The relevant modules can be linked statically to the shared nucleus or loaded dynamically by means of the RCA technique. See NATICU Modules for Different Purposes.

For running applications without Unicode and without code page support, that is, with the profile parameter settings CFICU=OFF and CP=OFF, none of the supplied ICU modules needs to be linked to the Natural nucleus.

Note:
Information on the currently used ICU version and Unicode specification is provided in the main menu of the SYSCP utility. See Invoking and Terminating SYSCP in the Utilities documentation of the Natural for Mainframes documentation.

Three different load modules are offered:

Load Module Description
NATICU Contains code page and Unicode conversion functionality as well as collation services. The first is needed for conversion from one code page to another code page or to Unicode and vice versa. The latter is used for string comparison of Unicode strings with consideration of locale ID.

NATICU contains the most popular code pages and locales. The code pages are already declared in NATCONFG.

NATICUCV Same as NATICU, but without collation services. Therefore, it is smaller.
NATICUXL Same as NATICU, but it contains all possible converters and locales offered by the currently supported ICU version. It supports about 230 different code pages (predominantly EBCDIC code pages) and 238 locales. Therefore, the module size is huge.

If NATICUXL is linked to the Natural nucleus, the desired code pages have to be declared in the configuration file NATCONFG.

NATICUXL supports all code pages and locale IDs which are supported by the currently supported ICU version (see http://demo.icu-project.org/icu-bin/convexp).

Note:
Due to technical restrictions, NATICUXL is not delivered for z/VSE.

See also NATICU Modules for Different Purposes.

Note for z/VSE:

If you receive an error during linkage editing when you try to link one of the ICU load modules statically to the shared nucleus because the size of the resulting phase is too large for your z/VSE partition, proceed as follows:

Additional tables:

Table Description
NATSCTU Required scanner table for Unicode characters. It maps the properties of Unicode characters of the currently supported Unicode version to be used by the Natural nucleus. This table must never be changed.
NATCPTAB Optional single-byte code page conversion accelerator tables. If the table is present, conversion from one code page to another code page will be faster since it is performed via this table rather than by calling ICU functions. For more information, see Translation Tables in the Operations documentation for Natural for Mainframes.

Top of page

Customizing the ICU Data Library for Mainframe Platforms

ICU makes use of a wide variety of data tables to provide many of its services. Examples include converter mapping tables, collation rules, transliteration rules, break iterator rules and dictionaries, and other locale data. The ICU data library for Natural is provided as a package that contains the desired data items. The usage of packages instead of single data item files increases the performance since there is only one file access during the initialization to load the package. However, it is not so flexible since it requires a rebuild of a package if data items need to be added.

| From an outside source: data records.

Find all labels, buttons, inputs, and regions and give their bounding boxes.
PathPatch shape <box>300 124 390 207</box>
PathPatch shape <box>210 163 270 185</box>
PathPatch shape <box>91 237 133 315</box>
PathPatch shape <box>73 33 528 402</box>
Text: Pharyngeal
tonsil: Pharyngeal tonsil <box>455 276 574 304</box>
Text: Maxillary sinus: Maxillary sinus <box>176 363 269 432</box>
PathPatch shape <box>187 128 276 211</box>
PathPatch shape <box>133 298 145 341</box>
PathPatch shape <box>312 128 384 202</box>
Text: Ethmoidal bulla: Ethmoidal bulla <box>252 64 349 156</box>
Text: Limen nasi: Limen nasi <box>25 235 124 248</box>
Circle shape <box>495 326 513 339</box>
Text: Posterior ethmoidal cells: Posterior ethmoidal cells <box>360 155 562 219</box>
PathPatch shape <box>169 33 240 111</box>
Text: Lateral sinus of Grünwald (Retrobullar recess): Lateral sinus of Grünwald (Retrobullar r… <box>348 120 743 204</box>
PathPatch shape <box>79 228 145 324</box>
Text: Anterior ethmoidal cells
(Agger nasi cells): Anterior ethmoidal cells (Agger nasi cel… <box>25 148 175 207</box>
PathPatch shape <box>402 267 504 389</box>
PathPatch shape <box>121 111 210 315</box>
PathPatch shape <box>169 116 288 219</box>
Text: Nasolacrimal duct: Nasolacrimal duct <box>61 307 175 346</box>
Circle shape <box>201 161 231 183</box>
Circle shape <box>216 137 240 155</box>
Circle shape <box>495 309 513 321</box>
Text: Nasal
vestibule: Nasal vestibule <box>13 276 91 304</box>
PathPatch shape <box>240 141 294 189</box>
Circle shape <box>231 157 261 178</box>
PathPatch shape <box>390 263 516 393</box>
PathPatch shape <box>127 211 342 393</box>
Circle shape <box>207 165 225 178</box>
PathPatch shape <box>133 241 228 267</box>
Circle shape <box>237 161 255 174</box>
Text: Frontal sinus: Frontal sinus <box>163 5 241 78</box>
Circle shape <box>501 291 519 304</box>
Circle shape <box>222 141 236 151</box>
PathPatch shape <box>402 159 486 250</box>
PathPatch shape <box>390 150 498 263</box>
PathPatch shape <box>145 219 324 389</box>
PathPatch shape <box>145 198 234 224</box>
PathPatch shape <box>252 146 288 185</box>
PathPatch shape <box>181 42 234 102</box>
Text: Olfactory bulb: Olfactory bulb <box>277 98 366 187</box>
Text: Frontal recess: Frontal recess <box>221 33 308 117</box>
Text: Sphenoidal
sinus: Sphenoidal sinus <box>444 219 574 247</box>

The ICU data library may be customized in order to add existing or new converter mapping tables or to add other data items such as collation rules, break iterator rules and other locale data.

The customization tool for the ICU data library is available from the Download Components area in Empower (https://empower.softwareag.com/). Detailed information on how to customize the ICU data library is provided in the readme.txt file which is part of the downloaded zip file.

Top of page

Profile Parameters

This section lists the profile parameters which are used in conjunction with Unicode and code page support. Not all profile parameters are available on all platforms.

All Platforms

The following profile parameters are available on all platforms:

Parameter Description
CP

Defines the default code page for Natural. This code page is used for the runtime and development environment if not superposed with a code page defined for a single object (for example, for a Natural source).

Only platform-suitable code pages can be used. This means, for example, that no EBCDIC code page can be defined for a Windows, UNIX or OpenVMS platform, or that no ASCII code page can be defined for a mainframe platform. On mainframes, an initialization error message occurs if a wrong code page is used.

Note:
As of Natural Version 6.2 for Windows and UNIX, Natural Version 6.3 for OpenVMS and Natural Version 4.2 for Mainframes, the existing CP parameter (used with Natural RPC) has been renamed to CPRPC.

CPCVERR

Specifies whether a conversion error that occurs when converting from Unicode to code page or from code page to Unicode or from one code page to another code page results in a Natural error or not.

This parameter is not regarded for the conversion of Natural sources when loading them into the source area or when cataloging them.

On mainframe platforms, it is not regarded whether a Unicode field is converted into the code page before an I/O on a terminal emulation. In this case, the substitution character defined by ICU is replaced by the place holder character which is defined in NATCONFG.

CPOBJIN Specifies the code page in which the batch input file for data is encoded. This file is defined with the Natural profile parameter CMOBJIN (Windows, UNIX and OpenVMS) or in the dataset CMOBJIN (mainframe).
CPPRINT Specifies the code page in which the batch output file shall be encoded. This file is defined with the Natural profile parameter CMPRINT (Windows, UNIX and OpenVMS) or in the dataset CMPRINT (mainframe).
CPSYNIN Specifies the code page in which the batch input file for commands is encoded. This file is defined with the Natural profile parameter CMSYNIN (Windows, UNIX and OpenVMS) or in the dataset CMSYNIN (mainframe).
SRETAIN Specifies that all existing sources have to be saved in their original encoding format. See also Customizing Your Environment.

See also:

Windows, UNIX and OpenVMS Platforms

The following profile parameters are only available on Windows, UNIX and OpenVMS platforms:

Parameter Description
SUTF8 Specifies the default format to be used when Natural sources are saved.

Note:
On UNIX and OpenVMS, this parameter can only be used in a SPoD environment.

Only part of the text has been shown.